La situation est d’autant plus préoccupante que l’Allemagne est un pays vieillissant, dont la proportion de ménages âgés devrait au contraire favoriser le patrimoine après une vie entière de dur labeur.

    Qu’a donc fait l’Allemagne de l’Ouest de tous ses excédents commerciaux durant toute la deuxième moitié du XXe siècle ?

La réponse a malheureusement été donnée par Gaël Giraud et Cécile Rouard dans leur livre (Le facteur douze):
« les ménages allemands possédant plus de 100 millions d’actifs sont au nombre de 900, juste derrière les USA avec 3000, (contre 300 en France), soit le nombre proportionnellement le plus grand de ces très riches parmi la population mondiale ! » Là encore, un fait qui est soigneusement dissimulé par la doxa libérale qui nous engage à suivre ce modèle: les excédents allemands s’exercent au détriment des bas salaires et viennent gonfler la fortune des actionnaires d’entreprises (ce qui explique pourquoi on ne voit rien dans le patrimoine moyen qui intègre indistinctement les deux).
Le patrimoine des ménages et du secteur public ne sont en effet pas les seul indicateurs de richesse à prendre en compte. Une partie significative est en effet détenue par les entreprises dont le stock de capital constitue un indicateur exhaustif. Il indique en effet le montant du capital détenu par le secteur public (dont on a vu plus haut ce qu’il en est) ainsi que par les capitalistes industriels résidents et non-résidents. Corrigé de la position extérieure nette (donc du capital ou des dettes détenus par des résidents à l’étranger), on obtient un indicateur global du patrimoine… capitaliste !
Là, les choses sont fort différentes puisque l’Allemagne est bien dans le peloton de tête avec l’Autriche, la Belgique et les Pays-bas, montrant ainsi comment la politique de « l’offre » peut arriver à extirper la plus value du travail des ménages, tout en faisant d’eux les plus pauvres d’Europe:
http://www.ladocumentationfrancaise

 

On ne s’étonnera pas, après tout cela, que Alain Minc ait pu pousser ce cri du coeur dans le titre de son dernier livre: « Vive l’Allemagne » !
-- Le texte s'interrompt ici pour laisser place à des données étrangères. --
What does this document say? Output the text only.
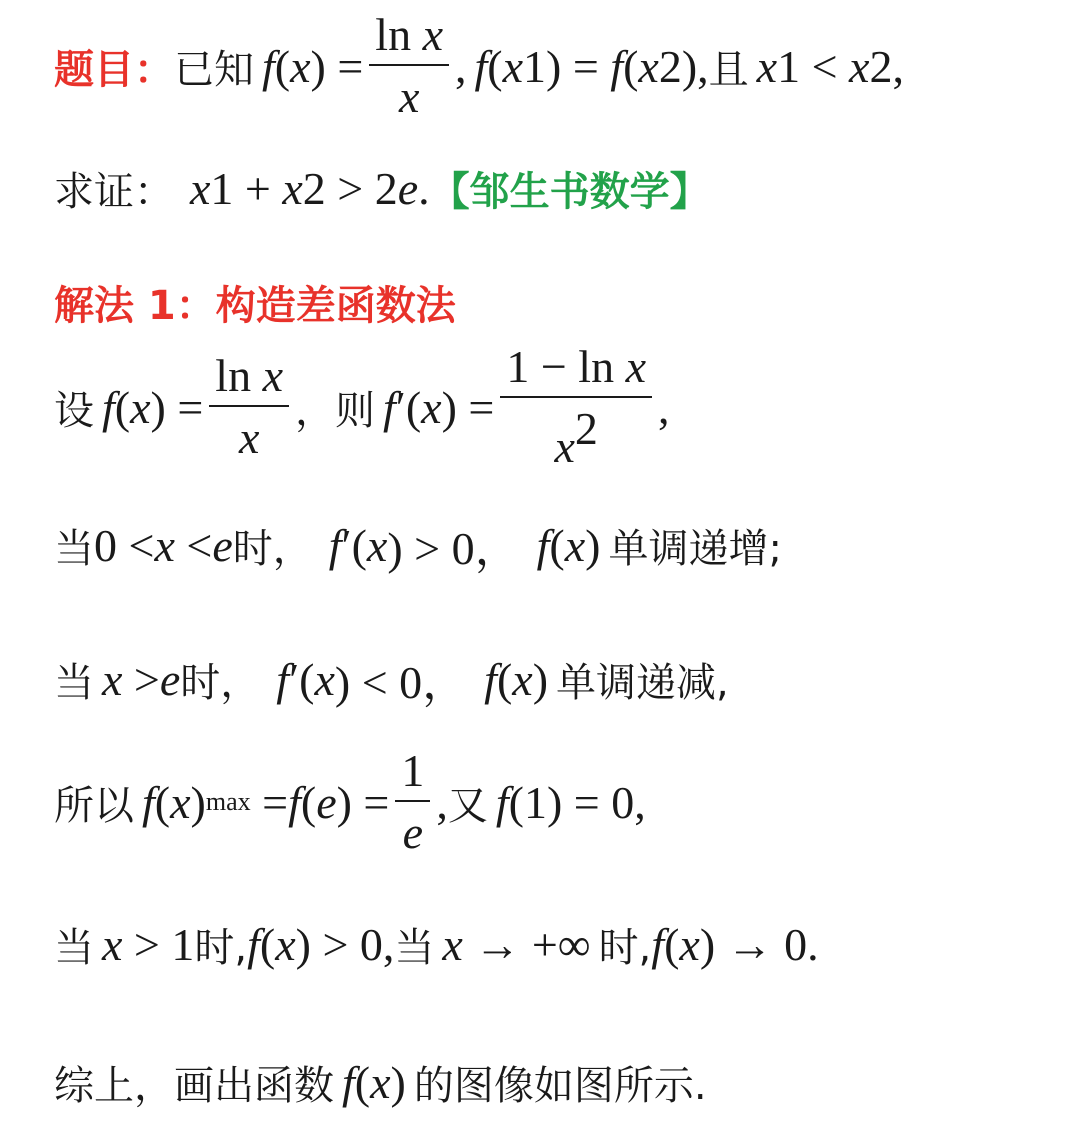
题目： 已知 f ( x ) = $\frac{\text{ln x}}{x}$ , f ( x 1 ) = f ( x 2 ), 且 x 1 < x 2 ,
求证： x 1 + x 2 > 2 e . 【邹生书数学】
解法 1：构造差函数法
设 f ( x ) = $\frac{\text{ln x}}{x}$ ，则 f ′( x ) = $\frac{\text{1 − ln x}}{x^2}$ ,
当 0 < x < e 时， f ′( x ) > 0， f ( x ) 单调递增;
当 x > e 时， f ′( x ) < 0， f ( x ) 单调递减,
所以 f ( x ) max = f ( e ) = $\frac{1}{e}$ , 又 f (1) = 0,
当 x > 1 时, f ( x ) > 0, 当 x → +∞ 时, f ( x ) → 0.
综上，画出函数 f ( x ) 的图像如图所示.
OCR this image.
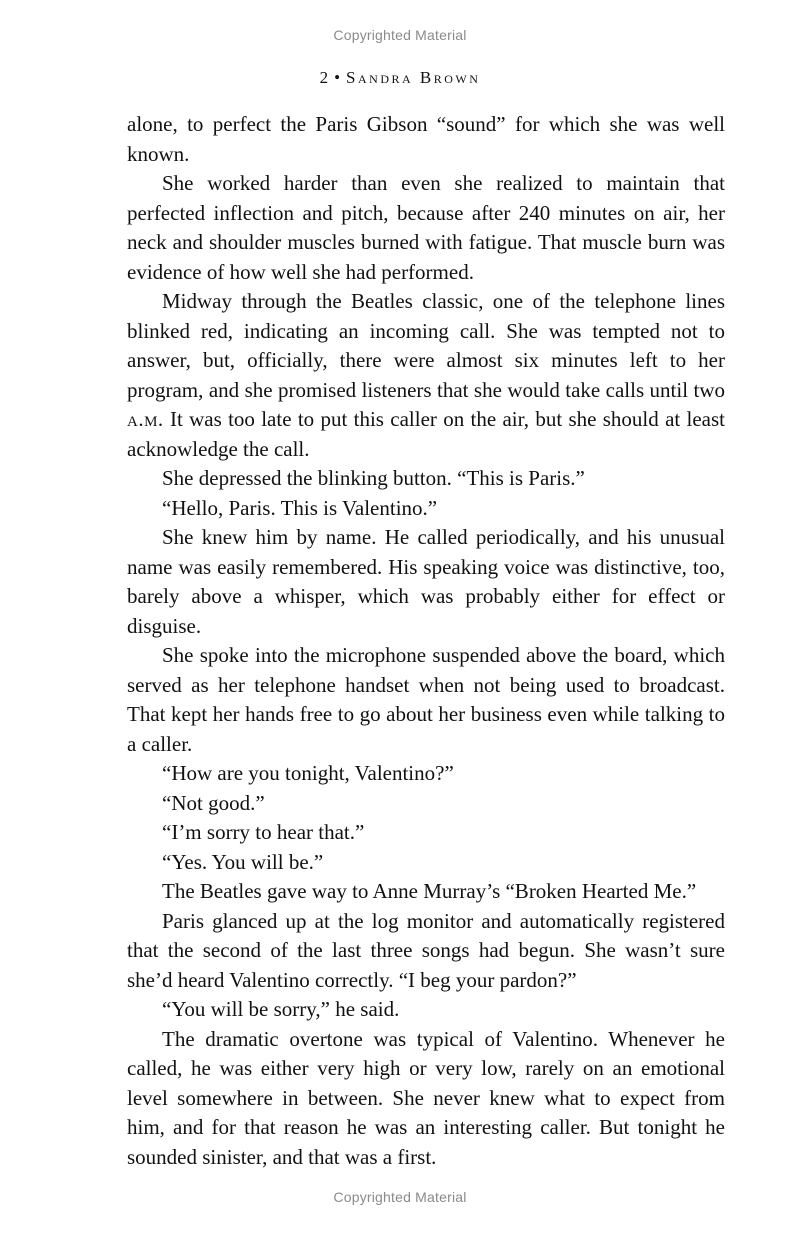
Copyrighted Material
2 • Sandra Brown

alone, to perfect the Paris Gibson “sound” for which she was well known.

She worked harder than even she realized to maintain that perfected inflection and pitch, because after 240 minutes on air, her neck and shoulder muscles burned with fatigue. That muscle burn was evidence of how well she had performed.

Midway through the Beatles classic, one of the telephone lines blinked red, indicating an incoming call. She was tempted not to answer, but, officially, there were almost six minutes left to her program, and she promised listeners that she would take calls until two a.m. It was too late to put this caller on the air, but she should at least acknowledge the call.

She depressed the blinking button. “This is Paris.”

“Hello, Paris. This is Valentino.”

She knew him by name. He called periodically, and his unusual name was easily remembered. His speaking voice was distinctive, too, barely above a whisper, which was probably either for effect or disguise.

She spoke into the microphone suspended above the board, which served as her telephone handset when not being used to broadcast. That kept her hands free to go about her business even while talking to a caller.

“How are you tonight, Valentino?”

“Not good.”

“I’m sorry to hear that.”

“Yes. You will be.”

The Beatles gave way to Anne Murray’s “Broken Hearted Me.”

Paris glanced up at the log monitor and automatically registered that the second of the last three songs had begun. She wasn’t sure she’d heard Valentino correctly. “I beg your pardon?”

“You will be sorry,” he said.

The dramatic overtone was typical of Valentino. Whenever he called, he was either very high or very low, rarely on an emotional level somewhere in between. She never knew what to expect from him, and for that reason he was an interesting caller. But tonight he sounded sinister, and that was a first.

Copyrighted Material
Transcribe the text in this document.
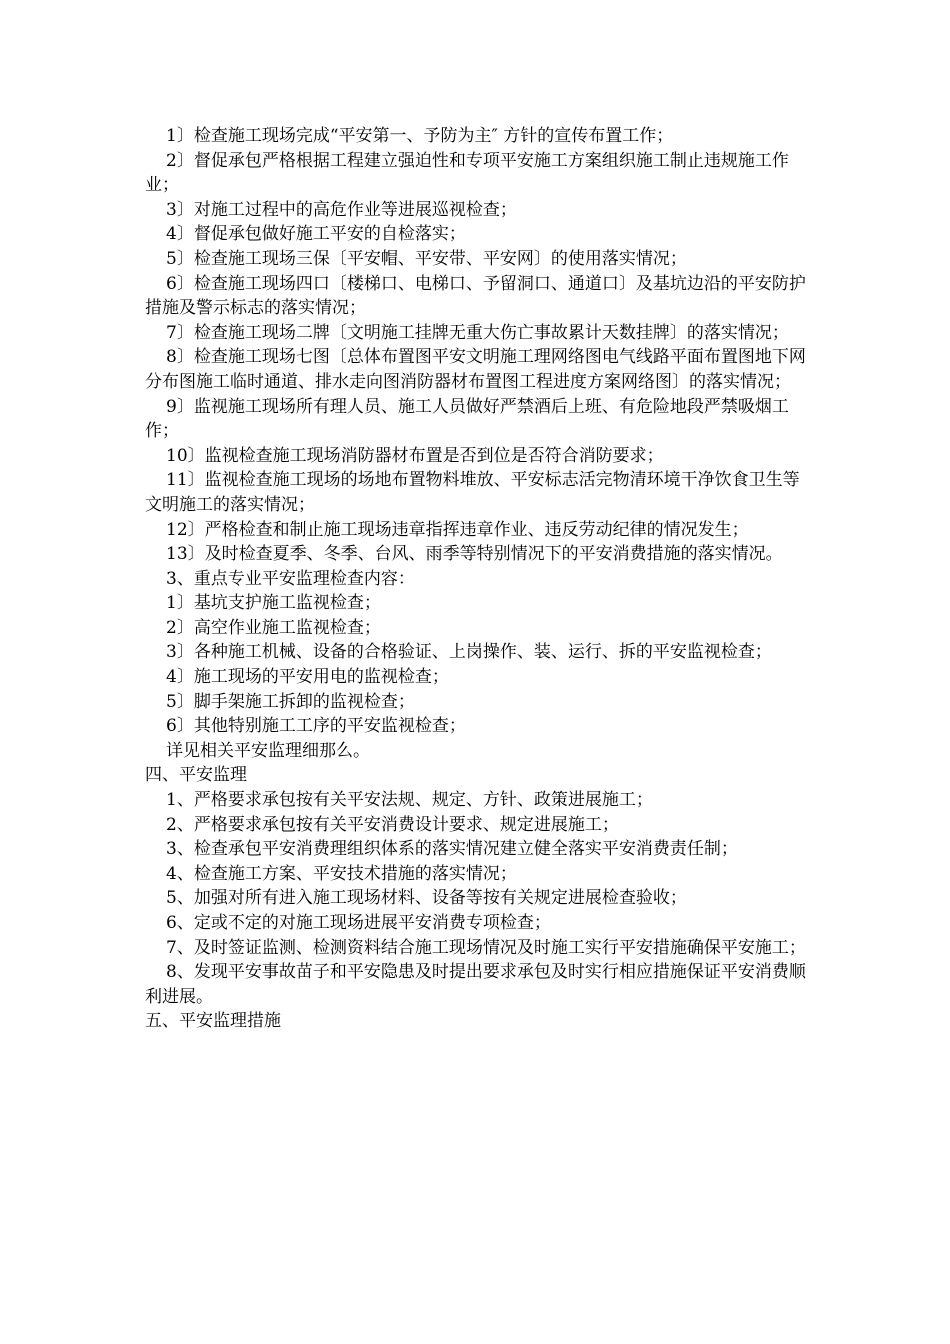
1〕检查施工现场完成“平安第一、予防为主″ 方针的宣传布置工作；

2〕督促承包严格根据工程建立强迫性和专项平安施工方案组织施工制止违规施工作业；

3〕对施工过程中的高危作业等进展巡视检查；

4〕督促承包做好施工平安的自检落实；

5〕检查施工现场三保〔平安帽、平安带、平安网〕的使用落实情况；

6〕检查施工现场四口〔楼梯口、电梯口、予留洞口、通道口〕及基坑边沿的平安防护措施及警示标志的落实情况；

7〕检查施工现场二牌〔文明施工挂牌无重大伤亡事故累计天数挂牌〕的落实情况；

8〕检查施工现场七图〔总体布置图平安文明施工理网络图电气线路平面布置图地下网分布图施工临时通道、排水走向图消防器材布置图工程进度方案网络图〕的落实情况；

9〕监视施工现场所有理人员、施工人员做好严禁酒后上班、有危险地段严禁吸烟工作；

10〕监视检查施工现场消防器材布置是否到位是否符合消防要求；

11〕监视检查施工现场的场地布置物料堆放、平安标志活完物清环境干净饮食卫生等文明施工的落实情况；

12〕严格检查和制止施工现场违章指挥违章作业、违反劳动纪律的情况发生；

13〕及时检查夏季、冬季、台风、雨季等特别情况下的平安消费措施的落实情况。

3、重点专业平安监理检查内容：

1〕基坑支护施工监视检查；

2〕高空作业施工监视检查；

3〕各种施工机械、设备的合格验证、上岗操作、装、运行、拆的平安监视检查；

4〕施工现场的平安用电的监视检查；

5〕脚手架施工拆卸的监视检查；

6〕其他特别施工工序的平安监视检查；

详见相关平安监理细那么。

四、平安监理

1、严格要求承包按有关平安法规、规定、方针、政策进展施工；

2、严格要求承包按有关平安消费设计要求、规定进展施工；

3、检查承包平安消费理组织体系的落实情况建立健全落实平安消费责任制；

4、检查施工方案、平安技术措施的落实情况；

5、加强对所有进入施工现场材料、设备等按有关规定进展检查验收；

6、定或不定的对施工现场进展平安消费专项检查；

7、及时签证监测、检测资料结合施工现场情况及时施工实行平安措施确保平安施工；

8、发现平安事故苗子和平安隐患及时提出要求承包及时实行相应措施保证平安消费顺利进展。

五、平安监理措施
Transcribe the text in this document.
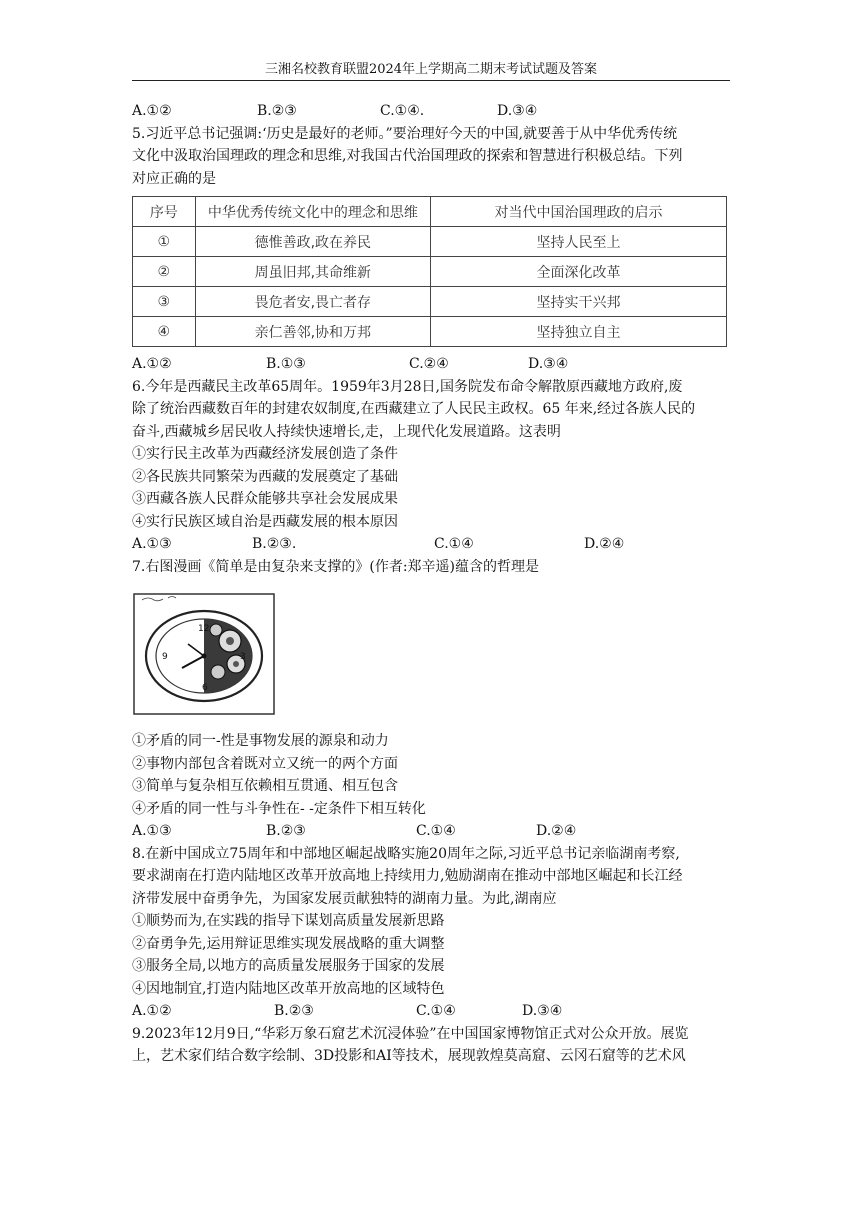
三湘名校教育联盟2024年上学期高二期末考试试题及答案
A.①②	B.②③	C.①④.	D.③④
5.习近平总书记强调:‘历史是最好的老师。”要治理好今天的中国,就要善于从中华优秀传统
文化中汲取治国理政的理念和思维,对我国古代治国理政的探索和智慧进行积极总结。下列
对应正确的是
序号	中华优秀传统文化中的理念和思维	对当代中国治国理政的启示
①	德惟善政,政在养民	坚持人民至上
②	周虽旧邦,其命维新	全面深化改革
③	畏危者安,畏亡者存	坚持实干兴邦
④	亲仁善邻,协和万邦	坚持独立自主
A.①②	B.①③	C.②④	D.③④
6.今年是西藏民主改革65周年。1959年3月28日,国务院发布命令解散原西藏地方政府,废
除了统治西藏数百年的封建农奴制度,在西藏建立了人民民主政权。65 年来,经过各族人民的
奋斗,西藏城乡居民收人持续快速增长,走，上现代化发展道路。这表明
①实行民主改革为西藏经济发展创造了条件
②各民族共同繁荣为西藏的发展奠定了基础
③西藏各族人民群众能够共享社会发展成果
④实行民族区域自治是西藏发展的根本原因
A.①③	B.②③.	C.①④	D.②④
7.右图漫画《简单是由复杂来支撑的》(作者:郑辛遥)蕴含的哲理是
12
3
6
9
①矛盾的同一-性是事物发展的源泉和动力
②事物内部包含着既对立又统一的两个方面
③简单与复杂相互依赖相互贯通、相互包含
④矛盾的同一性与斗争性在- -定条件下相互转化
A.①③	B.②③	C.①④	D.②④
8.在新中国成立75周年和中部地区崛起战略实施20周年之际,习近平总书记亲临湖南考察,
要求湖南在打造内陆地区改革开放高地上持续用力,勉励湖南在推动中部地区崛起和长江经
济带发展中奋勇争先，为国家发展贡献独特的湖南力量。为此,湖南应
①顺势而为,在实践的指导下谋划高质量发展新思路
②奋勇争先,运用辩证思维实现发展战略的重大调整
③服务全局,以地方的高质量发展服务于国家的发展
④因地制宜,打造内陆地区改革开放高地的区域特色
A.①②	B.②③	C.①④	D.③④
9.2023年12月9日,“华彩万象石窟艺术沉浸体验”在中国国家博物馆正式对公众开放。展览
上，艺术家们结合数字绘制、3D投影和AI等技术，展现敦煌莫高窟、云冈石窟等的艺术风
En résumé, tant que l’on gardera l’euro, les choses iront de mal en pis pour les travailleurs, et de mieux en mieux pour les possédants… de l’outil de travail !
Mais ça, on le savait déjà avec Marx. La seule différence, c’est que là où un siècle de conquêtes sociales y avaient en partie remédié, la révolution néolibérale des Trente Piteuses a inversé la courbe… L’euro, lui, est là pour empêcher tout retour en arrière:
Ainsi, en France, les dispositions des traités européens ont été inscrites dans notre constitution !
(En Allemagne, c’est évidemment l’inverse: la classe dominante a fait en sorte de garder toutes disposition sous le droit de veto de la Cour Constitutionnelle de Karlsruhe, au cas où L’U.E. s’émanciperait !)
C’est dire si vouloir le « retournement », tout en gardant l’euro, est voué à l’échec !

 

http://chouard….

http://chouard.org/blog/2014/05/09/se-battre-a-lheure-de-lempathie-lignes-de-front-jeudi-prochain-a-paris/#comment-496

Hadrien a écrit dans le blog d’Étienne Chouard

Il n’est pas de problèmes que l’absence de solution ne finisse par résoudre.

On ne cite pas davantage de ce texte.